Following the conclusion of Judge Alito’s testimony, a panel of witnesses from among Judge Alito’s peers, some of whom had known and worked with Alito for 20 to 30 years, expressed their unequivocal admiration for him as a human being and as a judge.

Among those witnesses were members of the American Bar Association’s Federal Judiciary Committee. In evaluating Alito’s qualifications to serve on the nation’s highest court, that committee had examined Judge Alito’s considerable record of judicial service (in excess of 4,000 cases) and interviewed some 2,000 individuals across the country, 300 of whom are judges. Based on their customary evaluation criteria—integrity, professional competence, and judicial temperament—the ABA committee unanimously conferred their highest rating on Judge Alito, confirming publicly that he is “well qualified” for the position of justice on the nation’s highest court.

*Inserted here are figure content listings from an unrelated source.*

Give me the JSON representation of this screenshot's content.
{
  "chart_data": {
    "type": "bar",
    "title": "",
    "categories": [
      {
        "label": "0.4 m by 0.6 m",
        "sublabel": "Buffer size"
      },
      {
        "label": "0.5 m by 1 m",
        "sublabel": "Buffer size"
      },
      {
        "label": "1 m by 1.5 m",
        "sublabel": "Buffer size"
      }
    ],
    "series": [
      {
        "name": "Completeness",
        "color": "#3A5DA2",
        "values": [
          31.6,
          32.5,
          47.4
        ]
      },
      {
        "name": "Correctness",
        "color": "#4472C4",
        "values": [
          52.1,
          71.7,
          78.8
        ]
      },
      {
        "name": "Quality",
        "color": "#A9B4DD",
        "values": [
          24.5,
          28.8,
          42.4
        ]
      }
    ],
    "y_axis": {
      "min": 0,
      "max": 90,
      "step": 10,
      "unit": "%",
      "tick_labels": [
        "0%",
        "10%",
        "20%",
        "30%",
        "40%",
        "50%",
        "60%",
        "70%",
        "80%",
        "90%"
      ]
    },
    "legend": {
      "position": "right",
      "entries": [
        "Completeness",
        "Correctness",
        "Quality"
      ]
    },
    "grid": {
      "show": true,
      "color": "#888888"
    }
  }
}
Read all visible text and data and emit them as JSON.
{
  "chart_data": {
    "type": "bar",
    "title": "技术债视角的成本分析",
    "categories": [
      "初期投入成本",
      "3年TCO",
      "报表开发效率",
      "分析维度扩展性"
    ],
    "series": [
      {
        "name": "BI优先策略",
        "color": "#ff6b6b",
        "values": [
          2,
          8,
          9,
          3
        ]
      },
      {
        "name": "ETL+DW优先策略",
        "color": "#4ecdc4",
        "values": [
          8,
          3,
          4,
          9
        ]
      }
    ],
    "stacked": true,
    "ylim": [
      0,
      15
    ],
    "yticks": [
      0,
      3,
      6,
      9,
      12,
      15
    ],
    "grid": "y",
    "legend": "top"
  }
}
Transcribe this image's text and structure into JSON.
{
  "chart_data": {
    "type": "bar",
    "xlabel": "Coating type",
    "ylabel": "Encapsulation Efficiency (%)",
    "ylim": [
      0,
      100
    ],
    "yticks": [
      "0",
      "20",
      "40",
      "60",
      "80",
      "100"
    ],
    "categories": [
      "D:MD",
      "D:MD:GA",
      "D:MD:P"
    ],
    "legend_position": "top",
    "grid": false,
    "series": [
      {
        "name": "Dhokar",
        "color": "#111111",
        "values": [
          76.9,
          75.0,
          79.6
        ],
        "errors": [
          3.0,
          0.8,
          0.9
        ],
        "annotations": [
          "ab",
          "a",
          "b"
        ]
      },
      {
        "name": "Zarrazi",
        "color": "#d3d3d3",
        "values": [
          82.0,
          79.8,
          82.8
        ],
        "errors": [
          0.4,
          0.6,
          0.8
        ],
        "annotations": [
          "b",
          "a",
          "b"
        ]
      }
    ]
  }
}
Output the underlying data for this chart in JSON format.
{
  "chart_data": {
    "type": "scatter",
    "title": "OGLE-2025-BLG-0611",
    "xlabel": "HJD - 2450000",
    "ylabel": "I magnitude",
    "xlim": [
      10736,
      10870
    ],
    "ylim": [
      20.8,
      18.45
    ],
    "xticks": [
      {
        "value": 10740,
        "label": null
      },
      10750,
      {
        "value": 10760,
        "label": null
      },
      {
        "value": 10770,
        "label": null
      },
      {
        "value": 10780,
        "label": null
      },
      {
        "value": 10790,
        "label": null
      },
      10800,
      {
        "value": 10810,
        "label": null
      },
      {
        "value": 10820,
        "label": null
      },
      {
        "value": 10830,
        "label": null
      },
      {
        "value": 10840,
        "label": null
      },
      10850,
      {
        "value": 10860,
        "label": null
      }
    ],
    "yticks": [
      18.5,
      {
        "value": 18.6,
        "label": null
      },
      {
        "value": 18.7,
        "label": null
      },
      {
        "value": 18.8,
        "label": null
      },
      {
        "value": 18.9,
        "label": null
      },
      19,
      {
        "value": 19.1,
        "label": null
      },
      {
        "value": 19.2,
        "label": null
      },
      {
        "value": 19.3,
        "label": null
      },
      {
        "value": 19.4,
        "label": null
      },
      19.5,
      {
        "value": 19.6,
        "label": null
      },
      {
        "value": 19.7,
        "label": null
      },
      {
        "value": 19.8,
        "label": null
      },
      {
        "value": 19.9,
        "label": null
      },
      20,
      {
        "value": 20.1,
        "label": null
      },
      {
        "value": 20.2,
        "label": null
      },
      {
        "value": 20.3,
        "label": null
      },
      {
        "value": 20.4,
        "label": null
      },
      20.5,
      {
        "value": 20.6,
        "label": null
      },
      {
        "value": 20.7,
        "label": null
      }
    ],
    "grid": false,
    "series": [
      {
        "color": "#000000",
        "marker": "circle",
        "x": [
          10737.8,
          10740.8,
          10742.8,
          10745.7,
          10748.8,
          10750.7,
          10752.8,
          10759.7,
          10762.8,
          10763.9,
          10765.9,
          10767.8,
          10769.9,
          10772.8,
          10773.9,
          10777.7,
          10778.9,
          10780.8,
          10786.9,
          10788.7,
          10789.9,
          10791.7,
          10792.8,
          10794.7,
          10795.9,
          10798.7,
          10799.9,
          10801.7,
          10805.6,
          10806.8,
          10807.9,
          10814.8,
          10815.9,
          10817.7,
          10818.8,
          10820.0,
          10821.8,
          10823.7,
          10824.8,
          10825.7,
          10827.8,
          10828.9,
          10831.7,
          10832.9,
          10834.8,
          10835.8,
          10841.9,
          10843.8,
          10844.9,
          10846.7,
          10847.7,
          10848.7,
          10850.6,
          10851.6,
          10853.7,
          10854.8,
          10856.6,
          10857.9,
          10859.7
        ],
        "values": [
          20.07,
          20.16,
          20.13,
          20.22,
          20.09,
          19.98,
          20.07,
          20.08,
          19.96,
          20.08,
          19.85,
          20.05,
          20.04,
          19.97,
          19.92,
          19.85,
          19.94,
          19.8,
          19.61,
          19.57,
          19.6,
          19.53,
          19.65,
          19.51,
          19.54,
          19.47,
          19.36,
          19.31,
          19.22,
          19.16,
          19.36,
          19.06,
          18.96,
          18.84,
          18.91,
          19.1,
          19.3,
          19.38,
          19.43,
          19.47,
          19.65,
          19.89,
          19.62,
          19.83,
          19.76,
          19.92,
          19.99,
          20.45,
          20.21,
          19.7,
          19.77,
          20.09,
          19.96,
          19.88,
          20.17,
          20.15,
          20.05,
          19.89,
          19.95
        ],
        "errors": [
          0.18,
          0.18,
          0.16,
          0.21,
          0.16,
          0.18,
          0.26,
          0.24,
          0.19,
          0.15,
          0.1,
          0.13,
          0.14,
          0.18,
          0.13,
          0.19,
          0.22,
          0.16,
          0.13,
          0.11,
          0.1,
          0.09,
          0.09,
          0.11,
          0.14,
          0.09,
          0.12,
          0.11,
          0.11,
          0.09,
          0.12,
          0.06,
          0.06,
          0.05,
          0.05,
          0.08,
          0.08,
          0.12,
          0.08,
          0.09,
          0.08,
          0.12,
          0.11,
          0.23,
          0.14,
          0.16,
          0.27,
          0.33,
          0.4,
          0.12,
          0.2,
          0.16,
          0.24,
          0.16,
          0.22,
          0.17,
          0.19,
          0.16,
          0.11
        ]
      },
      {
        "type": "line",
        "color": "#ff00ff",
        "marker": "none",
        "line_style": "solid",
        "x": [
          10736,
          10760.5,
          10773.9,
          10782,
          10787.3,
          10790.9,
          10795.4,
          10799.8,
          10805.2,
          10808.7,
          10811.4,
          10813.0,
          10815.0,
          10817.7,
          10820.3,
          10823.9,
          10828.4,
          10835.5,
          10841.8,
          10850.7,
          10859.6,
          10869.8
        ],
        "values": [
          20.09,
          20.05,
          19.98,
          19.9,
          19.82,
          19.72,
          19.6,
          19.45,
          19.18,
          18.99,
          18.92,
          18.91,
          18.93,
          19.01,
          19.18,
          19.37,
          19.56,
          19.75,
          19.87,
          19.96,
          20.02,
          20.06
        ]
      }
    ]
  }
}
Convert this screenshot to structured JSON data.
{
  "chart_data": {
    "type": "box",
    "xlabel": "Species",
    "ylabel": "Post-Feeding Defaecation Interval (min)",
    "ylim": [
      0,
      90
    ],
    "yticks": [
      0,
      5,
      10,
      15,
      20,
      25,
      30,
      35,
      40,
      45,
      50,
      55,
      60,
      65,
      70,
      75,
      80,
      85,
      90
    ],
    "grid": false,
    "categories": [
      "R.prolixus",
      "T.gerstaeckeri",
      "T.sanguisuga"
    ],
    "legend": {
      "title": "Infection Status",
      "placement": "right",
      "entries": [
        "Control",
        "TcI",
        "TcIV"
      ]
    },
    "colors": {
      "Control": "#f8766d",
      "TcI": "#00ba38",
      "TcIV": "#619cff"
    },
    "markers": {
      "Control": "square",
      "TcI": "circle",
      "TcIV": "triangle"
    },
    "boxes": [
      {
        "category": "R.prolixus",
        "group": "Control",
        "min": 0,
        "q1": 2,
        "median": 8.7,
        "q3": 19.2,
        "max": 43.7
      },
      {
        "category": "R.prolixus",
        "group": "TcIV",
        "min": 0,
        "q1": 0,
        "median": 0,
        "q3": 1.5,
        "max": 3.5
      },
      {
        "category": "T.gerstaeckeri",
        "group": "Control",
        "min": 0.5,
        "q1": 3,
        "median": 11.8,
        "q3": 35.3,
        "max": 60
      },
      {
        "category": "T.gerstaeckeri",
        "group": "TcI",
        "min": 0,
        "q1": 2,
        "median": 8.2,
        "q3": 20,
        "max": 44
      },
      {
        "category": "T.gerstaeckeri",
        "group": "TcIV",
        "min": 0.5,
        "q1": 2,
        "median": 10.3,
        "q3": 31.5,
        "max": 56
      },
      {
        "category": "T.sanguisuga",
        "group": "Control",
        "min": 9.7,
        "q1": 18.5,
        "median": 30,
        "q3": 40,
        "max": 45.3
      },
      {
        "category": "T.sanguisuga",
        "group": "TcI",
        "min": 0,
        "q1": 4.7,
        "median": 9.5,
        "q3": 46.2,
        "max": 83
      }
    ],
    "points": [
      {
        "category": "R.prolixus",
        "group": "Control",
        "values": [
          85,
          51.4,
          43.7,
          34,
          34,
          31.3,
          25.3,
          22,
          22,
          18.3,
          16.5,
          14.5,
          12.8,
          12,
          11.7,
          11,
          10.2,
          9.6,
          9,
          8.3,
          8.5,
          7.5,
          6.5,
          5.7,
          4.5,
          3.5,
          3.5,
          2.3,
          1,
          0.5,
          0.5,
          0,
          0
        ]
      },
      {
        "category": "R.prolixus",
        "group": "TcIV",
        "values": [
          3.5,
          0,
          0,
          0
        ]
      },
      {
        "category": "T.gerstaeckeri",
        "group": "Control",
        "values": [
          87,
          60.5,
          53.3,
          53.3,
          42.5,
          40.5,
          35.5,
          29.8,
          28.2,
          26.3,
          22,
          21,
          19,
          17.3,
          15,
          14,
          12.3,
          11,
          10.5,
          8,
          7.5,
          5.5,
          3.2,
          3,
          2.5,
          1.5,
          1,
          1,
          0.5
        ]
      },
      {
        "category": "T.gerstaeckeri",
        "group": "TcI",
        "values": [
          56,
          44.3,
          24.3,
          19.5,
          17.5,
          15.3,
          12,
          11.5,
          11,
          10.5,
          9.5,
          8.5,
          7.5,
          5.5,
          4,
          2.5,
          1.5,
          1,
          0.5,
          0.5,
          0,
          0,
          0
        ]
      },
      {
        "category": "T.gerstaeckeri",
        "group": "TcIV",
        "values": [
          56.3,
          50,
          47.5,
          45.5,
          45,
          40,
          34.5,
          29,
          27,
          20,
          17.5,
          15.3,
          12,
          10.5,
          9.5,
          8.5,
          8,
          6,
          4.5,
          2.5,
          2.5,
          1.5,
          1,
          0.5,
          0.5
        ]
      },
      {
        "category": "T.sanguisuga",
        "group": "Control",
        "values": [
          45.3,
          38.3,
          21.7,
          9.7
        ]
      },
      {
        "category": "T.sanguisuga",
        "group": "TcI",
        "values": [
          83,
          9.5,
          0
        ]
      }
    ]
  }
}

As a lay person with no prior in-depth knowledge of Judge Alito’s character or his judicial competence, I concluded from my observations of his conduct during the hearings that Judge Alito is not only a man of impressive intellect, but a gifted and devoted public servant who has taken his judicial responsibilities very seriously over the course of 15 years on the bench. Those attributes—combined, as I believe they are in the person of Judge Alito—present an inspiring picture of the qualities that most Americans yearn to see in positions of highest authority in our system of government. It is my hope that Samuel Alito will be confirmed, and that he will have a long and distinguished career as a Justice of the United States Supreme Court.